Sayangnya banyak temuan Komnas HAM dan Kontras yang dipeti eskan sama seperti kolonial Belanda dahulu menggunakan kebijakan “ijskast politiek” (politik peti es). Apakah ini budaya kekerasan hasil warisan kolonial dahulu atau karena arogansi kekuasaan yang diadopsi dari Orde Baru?
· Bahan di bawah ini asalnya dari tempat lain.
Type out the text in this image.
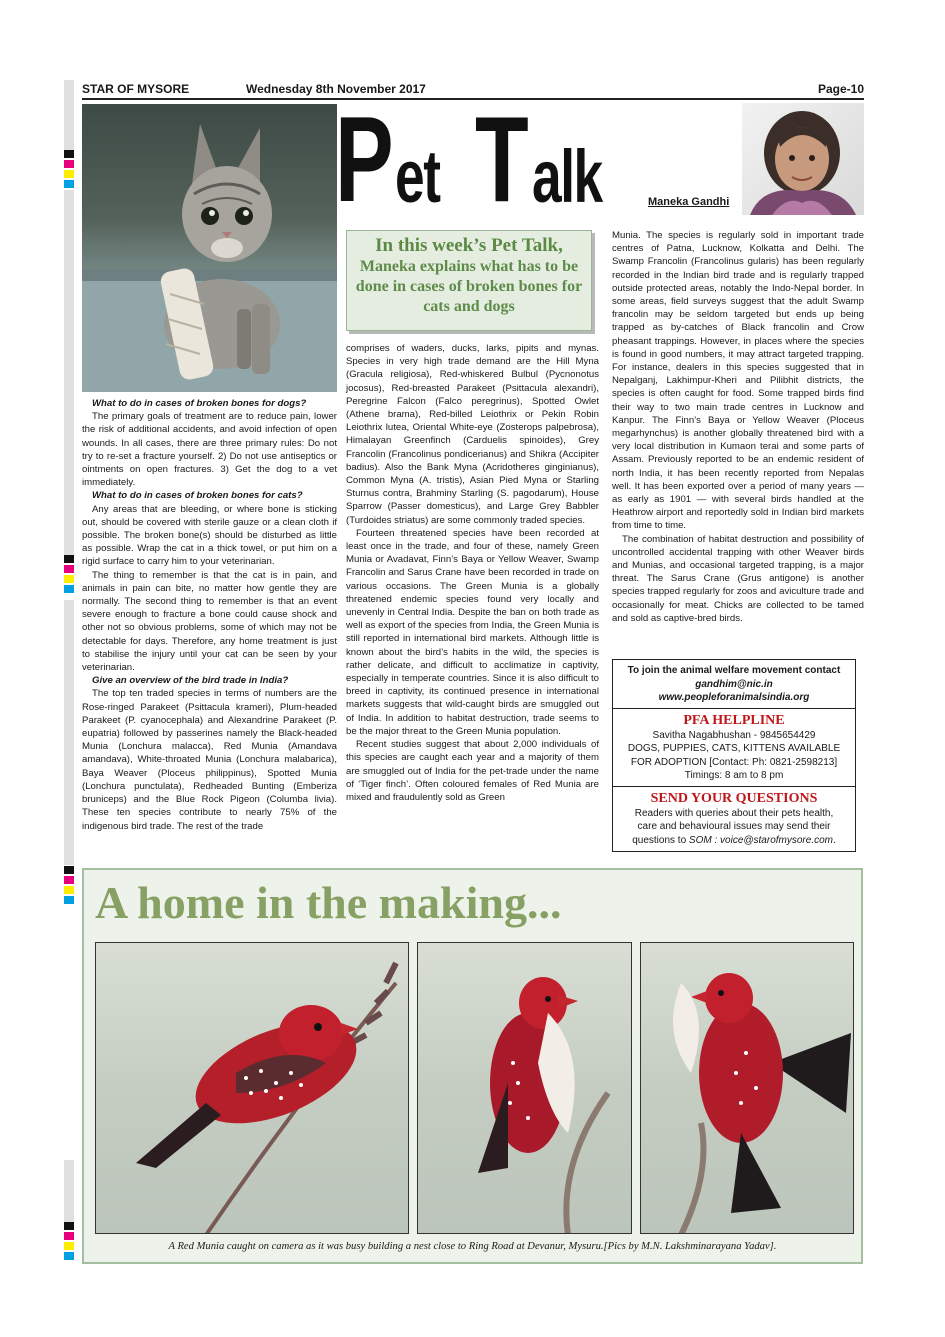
STAR OF MYSORE	Wednesday 8th November 2017	Page-10
P et T alk	Maneka Gandhi
In this week’s Pet Talk,
Maneka explains what has to be done in cases of broken bones for cats and dogs

What to do in cases of broken bones for dogs?

The primary goals of treatment are to reduce pain, lower the risk of additional accidents, and avoid infection of open wounds. In all cases, there are three primary rules: Do not try to re-set a fracture yourself. 2) Do not use antiseptics or ointments on open fractures. 3) Get the dog to a vet immediately.

What to do in cases of broken bones for cats?

Any areas that are bleeding, or where bone is sticking out, should be covered with sterile gauze or a clean cloth if possible. The broken bone(s) should be disturbed as little as possible. Wrap the cat in a thick towel, or put him on a rigid surface to carry him to your veterinarian.

The thing to remember is that the cat is in pain, and animals in pain can bite, no matter how gentle they are normally. The second thing to remember is that an event severe enough to fracture a bone could cause shock and other not so obvious problems, some of which may not be detectable for days. Therefore, any home treatment is just to stabilise the injury until your cat can be seen by your veterinarian.

Give an overview of the bird trade in India?

The top ten traded species in terms of numbers are the Rose-ringed Parakeet (Psittacula krameri), Plum-headed Parakeet (P. cyanocephala) and Alexandrine Parakeet (P. eupatria) followed by passerines namely the Black-headed Munia (Lonchura malacca), Red Munia (Amandava amandava), White-throated Munia (Lonchura malabarica), Baya Weaver (Ploceus philippinus), Spotted Munia (Lonchura punctulata), Redheaded Bunting (Emberiza bruniceps) and the Blue Rock Pigeon (Columba livia). These ten species contribute to nearly 75% of the indigenous bird trade. The rest of the trade

comprises of waders, ducks, larks, pipits and mynas. Species in very high trade demand are the Hill Myna (Gracula religiosa), Red-whiskered Bulbul (Pycnonotus jocosus), Red-breasted Parakeet (Psittacula alexandri), Peregrine Falcon (Falco peregrinus), Spotted Owlet (Athene brama), Red-billed Leiothrix or Pekin Robin Leiothrix lutea, Oriental White-eye (Zosterops palpebrosa), Himalayan Greenfinch (Carduelis spinoides), Grey Francolin (Francolinus pondicerianus) and Shikra (Accipiter badius). Also the Bank Myna (Acridotheres ginginianus), Common Myna (A. tristis), Asian Pied Myna or Starling Sturnus contra, Brahminy Starling (S. pagodarum), House Sparrow (Passer domesticus), and Large Grey Babbler (Turdoides striatus) are some commonly traded species.

Fourteen threatened species have been recorded at least once in the trade, and four of these, namely Green Munia or Avadavat, Finn’s Baya or Yellow Weaver, Swamp Francolin and Sarus Crane have been recorded in trade on various occasions. The Green Munia is a globally threatened endemic species found very locally and unevenly in Central India. Despite the ban on both trade as well as export of the species from India, the Green Munia is still reported in international bird markets. Although little is known about the bird’s habits in the wild, the species is rather delicate, and difficult to acclimatize in captivity, especially in temperate countries. Since it is also difficult to breed in captivity, its continued presence in international markets suggests that wild-caught birds are smuggled out of India. In addition to habitat destruction, trade seems to be the major threat to the Green Munia population.

Recent studies suggest that about 2,000 individuals of this species are caught each year and a majority of them are smuggled out of India for the pet-trade under the name of ‘Tiger finch’. Often coloured females of Red Munia are mixed and fraudulently sold as Green

Munia. The species is regularly sold in important trade centres of Patna, Lucknow, Kolkatta and Delhi. The Swamp Francolin (Francolinus gularis) has been regularly recorded in the Indian bird trade and is regularly trapped outside protected areas, notably the Indo-Nepal border. In some areas, field surveys suggest that the adult Swamp francolin may be seldom targeted but ends up being trapped as by-catches of Black francolin and Crow pheasant trappings. However, in places where the species is found in good numbers, it may attract targeted trapping. For instance, dealers in this species suggested that in Nepalganj, Lakhimpur-Kheri and Pilibhit districts, the species is often caught for food. Some trapped birds find their way to two main trade centres in Lucknow and Kanpur. The Finn’s Baya or Yellow Weaver (Ploceus megarhynchus) is another globally threatened bird with a very local distribution in Kumaon terai and some parts of Assam. Previously reported to be an endemic resident of north India, it has been recently reported from Nepalas well. It has been exported over a period of many years — as early as 1901 — with several birds handled at the Heathrow airport and reportedly sold in Indian bird markets from time to time.

The combination of habitat destruction and possibility of uncontrolled accidental trapping with other Weaver birds and Munias, and occasional targeted trapping, is a major threat. The Sarus Crane (Grus antigone) is another species trapped regularly for zoos and aviculture trade and occasionally for meat. Chicks are collected to be tamed and sold as captive-bred birds.

To join the animal welfare movement contact
gandhim@nic.in
www.peopleforanimalsindia.org
PFA HELPLINE
Savitha Nagabhushan - 9845654429
DOGS, PUPPIES, CATS, KITTENS AVAILABLE
FOR ADOPTION [Contact: Ph: 0821-2598213]
Timings: 8 am to 8 pm
SEND YOUR QUESTIONS
Readers with queries about their pets health,
care and behavioural issues may send their
questions to SOM : voice@starofmysore.com.
A home in the making...
A Red Munia caught on camera as it was busy building a nest close to Ring Road at Devanur, Mysuru.[Pics by M.N. Lakshminarayana Yadav].
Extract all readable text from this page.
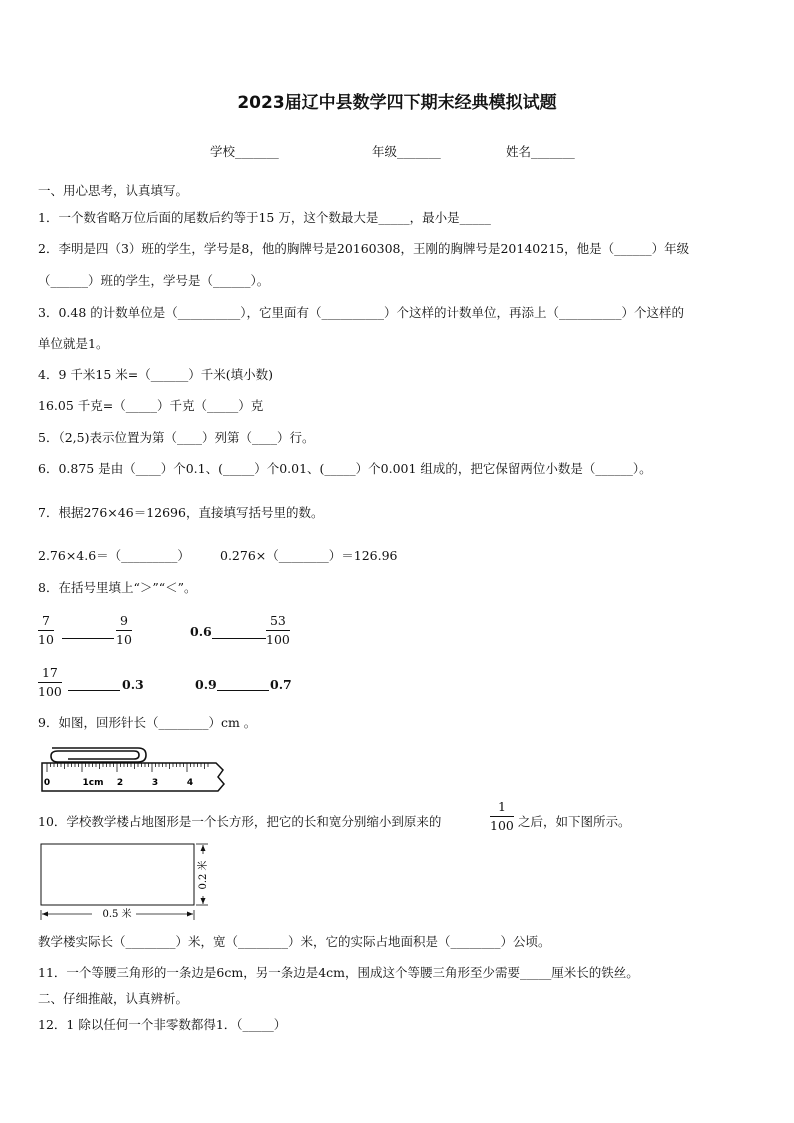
2023届辽中县数学四下期末经典模拟试题
学校_______	年级_______	姓名_______
一、用心思考，认真填写。
1．一个数省略万位后面的尾数后约等于15 万，这个数最大是_____，最小是_____
2．李明是四（3）班的学生，学号是8，他的胸牌号是20160308，王刚的胸牌号是20140215，他是（______）年级
（______）班的学生，学号是（______）。
3．0.48 的计数单位是（__________），它里面有（__________）个这样的计数单位，再添上（__________）个这样的
单位就是1。
4．9 千米15 米=（______）千米(填小数)
16.05 千克=（_____）千克（_____）克
5．（2,5)表示位置为第（____）列第（____）行。
6．0.875 是由（____）个0.1、(_____）个0.01、(_____）个0.001 组成的，把它保留两位小数是（______）。
7．根据276×46＝12696，直接填写括号里的数。
2.76×4.6＝（_________） 0.276×（________）＝126.96
8．在括号里填上“＞”“＜”。
$\frac{7}{10}$	$\frac{9}{10}$	0.6	$\frac{53}{100}$
$\frac{17}{100}$	0.3	0.9	0.7
9．如图，回形针长（________）cm 。
0	1cm 2	3	4
10．学校教学楼占地图形是一个长方形，把它的长和宽分别缩小到原来的	$\frac{1}{100}$ 之后，如下图所示。
0.5 米
0.2 米
教学楼实际长（________）米，宽（________）米，它的实际占地面积是（________）公顷。
11．一个等腰三角形的一条边是6cm，另一条边是4cm，围成这个等腰三角形至少需要_____厘米长的铁丝。
二、仔细推敲，认真辨析。
12．1 除以任何一个非零数都得1．（_____）
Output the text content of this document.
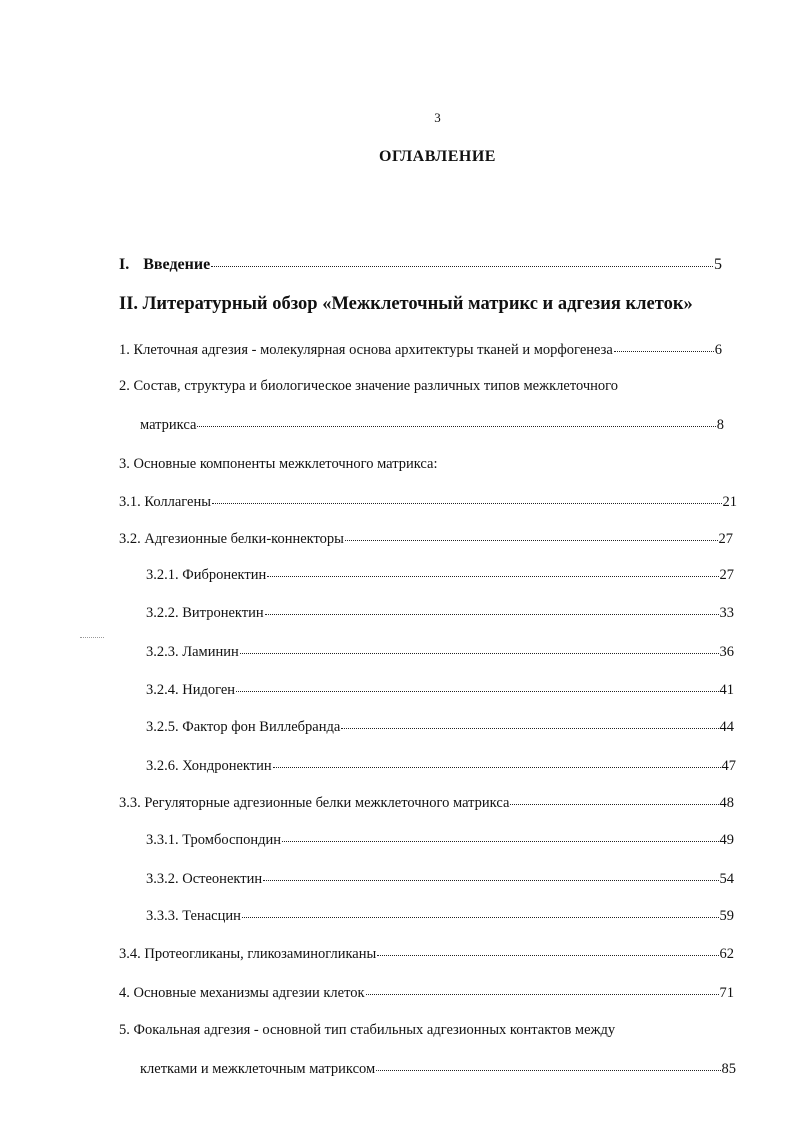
3
ОГЛАВЛЕНИЕ
I. Введение	5
II. Литературный обзор «Межклеточный матрикс и адгезия клеток»
1. Клеточная адгезия - молекулярная основа архитектуры тканей и морфогенеза	6
2. Состав, структура и биологическое значение различных типов межклеточного
матрикса	8
3. Основные компоненты межклеточного матрикса:
3.1. Коллагены	21
3.2. Адгезионные белки-коннекторы	27
3.2.1. Фибронектин	27
3.2.2. Витронектин	33
3.2.3. Ламинин	36
3.2.4. Нидоген	41
3.2.5. Фактор фон Виллебранда	44
3.2.6. Хондронектин	47
3.3. Регуляторные адгезионные белки межклеточного матрикса	48
3.3.1. Тромбоспондин	49
3.3.2. Остеонектин	54
3.3.3. Тенасцин	59
3.4. Протеогликаны, гликозаминогликаны	62
4. Основные механизмы адгезии клеток	71
5. Фокальная адгезия - основной тип стабильных адгезионных контактов между
клетками и межклеточным матриксом	85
Namun kekerasan yang ada, pasti menimbulkan korban warga sipil yang tidak berdosa.
Contoh yang gamblang adalah kasus kekerasan yang mengakibatkan Pendeta Yeremia Zanambani meninggal pada 19 September 2020.
Hal ini membuat masyarakat setempat marah, karena tokoh agama yang mereka junjung meninggal karena luka tembakan.Pada bulan April tahun 2021, Amerika Serikat merilis berita setebal 38(tiga puluh delapan)
halaman tentang Pelanggaran HAM yang dilakukan institusi pemerintah Indonesia lebih khusus di Papua selama tahun 2020.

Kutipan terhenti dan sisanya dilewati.